Based on a recent survey of 130 companies, Deloitte & Touche argues that most companies have still not found the right way to pay for sales performance, and productivity is suffering. Nearly 80 percent of responding companies changed sales-compensation plans at least six times in the past two years – without any gain in sales productivity.
Some firms expanded their sales forces, and some altered reporting structures, while others adjusted cash compensation, performance metrics and incentive mechanisms. But most firms still reward reps for selling any product, rather than the products most important to the company’s future.
“Too often, companies think that performance is just a compensation issue,” says Deloitte partner Larry Montan. “Many fail to first identify the customers who promise the greatest value.” And even when valuable market segments have been identified, companies have not organized and rewarded their reps to go after them.
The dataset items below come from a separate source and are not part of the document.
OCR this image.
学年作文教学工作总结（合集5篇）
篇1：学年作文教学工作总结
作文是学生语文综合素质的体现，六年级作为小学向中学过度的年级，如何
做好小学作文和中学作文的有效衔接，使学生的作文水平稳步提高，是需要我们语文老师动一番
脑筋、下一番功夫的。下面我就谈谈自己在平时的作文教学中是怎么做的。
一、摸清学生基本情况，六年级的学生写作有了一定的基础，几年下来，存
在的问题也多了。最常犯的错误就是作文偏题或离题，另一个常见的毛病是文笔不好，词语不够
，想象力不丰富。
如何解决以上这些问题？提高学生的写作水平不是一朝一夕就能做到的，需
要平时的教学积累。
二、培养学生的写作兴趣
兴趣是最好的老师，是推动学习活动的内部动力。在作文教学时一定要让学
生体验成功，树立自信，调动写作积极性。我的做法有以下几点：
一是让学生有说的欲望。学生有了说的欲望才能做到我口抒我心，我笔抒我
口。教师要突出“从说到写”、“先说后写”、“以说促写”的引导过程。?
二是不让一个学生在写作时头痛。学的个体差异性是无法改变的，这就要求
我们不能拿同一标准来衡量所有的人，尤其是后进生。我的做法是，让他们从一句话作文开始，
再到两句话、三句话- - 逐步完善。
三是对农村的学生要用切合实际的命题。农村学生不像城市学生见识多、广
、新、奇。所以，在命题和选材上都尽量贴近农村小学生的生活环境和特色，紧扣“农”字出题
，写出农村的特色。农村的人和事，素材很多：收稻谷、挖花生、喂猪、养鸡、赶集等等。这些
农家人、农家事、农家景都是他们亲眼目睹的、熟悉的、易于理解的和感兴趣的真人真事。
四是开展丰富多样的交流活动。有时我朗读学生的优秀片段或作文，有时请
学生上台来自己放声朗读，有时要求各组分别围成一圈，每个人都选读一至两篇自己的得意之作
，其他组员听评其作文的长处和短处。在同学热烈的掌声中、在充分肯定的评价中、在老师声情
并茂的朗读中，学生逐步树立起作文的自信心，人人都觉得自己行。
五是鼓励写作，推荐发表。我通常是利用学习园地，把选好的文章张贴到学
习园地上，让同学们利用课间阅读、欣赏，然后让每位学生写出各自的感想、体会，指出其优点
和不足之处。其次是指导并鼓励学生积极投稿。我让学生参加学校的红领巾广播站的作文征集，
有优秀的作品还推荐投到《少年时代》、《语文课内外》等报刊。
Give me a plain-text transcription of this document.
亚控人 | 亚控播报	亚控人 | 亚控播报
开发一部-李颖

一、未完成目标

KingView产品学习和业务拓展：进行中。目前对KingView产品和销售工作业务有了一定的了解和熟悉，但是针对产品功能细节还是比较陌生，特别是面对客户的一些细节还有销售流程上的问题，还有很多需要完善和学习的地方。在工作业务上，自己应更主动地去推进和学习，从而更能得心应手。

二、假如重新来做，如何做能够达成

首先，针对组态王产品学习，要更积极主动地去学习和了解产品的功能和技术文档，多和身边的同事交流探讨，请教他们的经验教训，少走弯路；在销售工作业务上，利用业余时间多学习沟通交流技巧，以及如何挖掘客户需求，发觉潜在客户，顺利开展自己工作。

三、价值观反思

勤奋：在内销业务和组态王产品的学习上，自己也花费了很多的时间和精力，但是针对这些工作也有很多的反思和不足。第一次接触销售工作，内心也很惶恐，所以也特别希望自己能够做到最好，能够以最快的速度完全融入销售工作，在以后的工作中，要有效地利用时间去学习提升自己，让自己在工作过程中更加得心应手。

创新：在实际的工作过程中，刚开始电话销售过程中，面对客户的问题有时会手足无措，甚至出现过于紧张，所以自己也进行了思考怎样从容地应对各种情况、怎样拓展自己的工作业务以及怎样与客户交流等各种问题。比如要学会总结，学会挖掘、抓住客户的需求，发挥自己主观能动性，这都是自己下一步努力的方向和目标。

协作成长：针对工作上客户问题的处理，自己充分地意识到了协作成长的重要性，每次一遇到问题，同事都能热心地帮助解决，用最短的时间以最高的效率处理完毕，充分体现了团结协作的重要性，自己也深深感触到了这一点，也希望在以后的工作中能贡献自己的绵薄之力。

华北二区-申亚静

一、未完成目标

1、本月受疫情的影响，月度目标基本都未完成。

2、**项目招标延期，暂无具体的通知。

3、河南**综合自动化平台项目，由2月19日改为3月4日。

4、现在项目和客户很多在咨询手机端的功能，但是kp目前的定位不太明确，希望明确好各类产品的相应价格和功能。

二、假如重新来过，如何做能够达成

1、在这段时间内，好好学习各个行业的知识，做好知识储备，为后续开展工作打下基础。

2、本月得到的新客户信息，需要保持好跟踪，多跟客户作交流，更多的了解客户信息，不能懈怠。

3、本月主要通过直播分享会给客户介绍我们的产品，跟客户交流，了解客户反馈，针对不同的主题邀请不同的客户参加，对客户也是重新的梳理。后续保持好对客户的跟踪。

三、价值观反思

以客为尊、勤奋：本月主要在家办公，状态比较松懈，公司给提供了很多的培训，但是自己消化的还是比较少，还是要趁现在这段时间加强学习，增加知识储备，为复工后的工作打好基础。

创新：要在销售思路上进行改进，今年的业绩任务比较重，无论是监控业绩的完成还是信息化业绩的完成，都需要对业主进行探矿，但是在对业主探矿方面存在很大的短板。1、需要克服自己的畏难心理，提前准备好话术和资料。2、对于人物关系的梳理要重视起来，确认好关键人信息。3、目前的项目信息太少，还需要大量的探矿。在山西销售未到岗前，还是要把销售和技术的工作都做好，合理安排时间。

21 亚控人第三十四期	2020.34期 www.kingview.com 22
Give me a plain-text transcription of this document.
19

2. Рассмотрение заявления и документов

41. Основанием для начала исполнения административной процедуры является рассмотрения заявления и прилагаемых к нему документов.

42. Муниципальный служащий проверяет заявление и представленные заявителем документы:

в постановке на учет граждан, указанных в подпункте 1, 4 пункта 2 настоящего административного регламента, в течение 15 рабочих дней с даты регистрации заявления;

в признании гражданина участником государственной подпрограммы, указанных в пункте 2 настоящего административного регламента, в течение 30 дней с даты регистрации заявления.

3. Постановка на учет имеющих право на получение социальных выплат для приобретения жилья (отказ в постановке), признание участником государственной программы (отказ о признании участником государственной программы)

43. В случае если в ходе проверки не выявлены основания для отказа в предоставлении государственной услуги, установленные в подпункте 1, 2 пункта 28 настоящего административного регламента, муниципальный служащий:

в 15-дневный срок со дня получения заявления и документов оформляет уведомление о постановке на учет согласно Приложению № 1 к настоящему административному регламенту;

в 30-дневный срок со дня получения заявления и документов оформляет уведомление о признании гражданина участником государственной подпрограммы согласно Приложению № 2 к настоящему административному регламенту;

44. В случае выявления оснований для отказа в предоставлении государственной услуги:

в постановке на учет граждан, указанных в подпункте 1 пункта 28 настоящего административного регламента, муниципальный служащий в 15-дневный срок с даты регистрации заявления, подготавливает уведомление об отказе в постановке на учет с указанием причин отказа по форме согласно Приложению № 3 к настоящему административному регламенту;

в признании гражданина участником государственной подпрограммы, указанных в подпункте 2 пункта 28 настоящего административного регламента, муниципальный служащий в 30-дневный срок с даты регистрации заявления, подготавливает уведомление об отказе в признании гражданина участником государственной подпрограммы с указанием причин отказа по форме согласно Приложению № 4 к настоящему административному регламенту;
Constant change without performance results brings a backlash, of course. Montan recommends the following improvements:
1. Tighten the linkage between sales performance and compensation.
2. Make sure your compensation plan serves your strategic goals, aligns with customer segments, and distinguishes between top and middle performers.
3. Simplify not only compensation but also its administration, by exploiting new software applications.
4. Watch out for red flags, such as high performers leaving the company, failure to make sales goals, or failure to meet strategic goals even when quotas are met.
5. Review your compensation plan for its alignment with your strategic goals at least once every three years.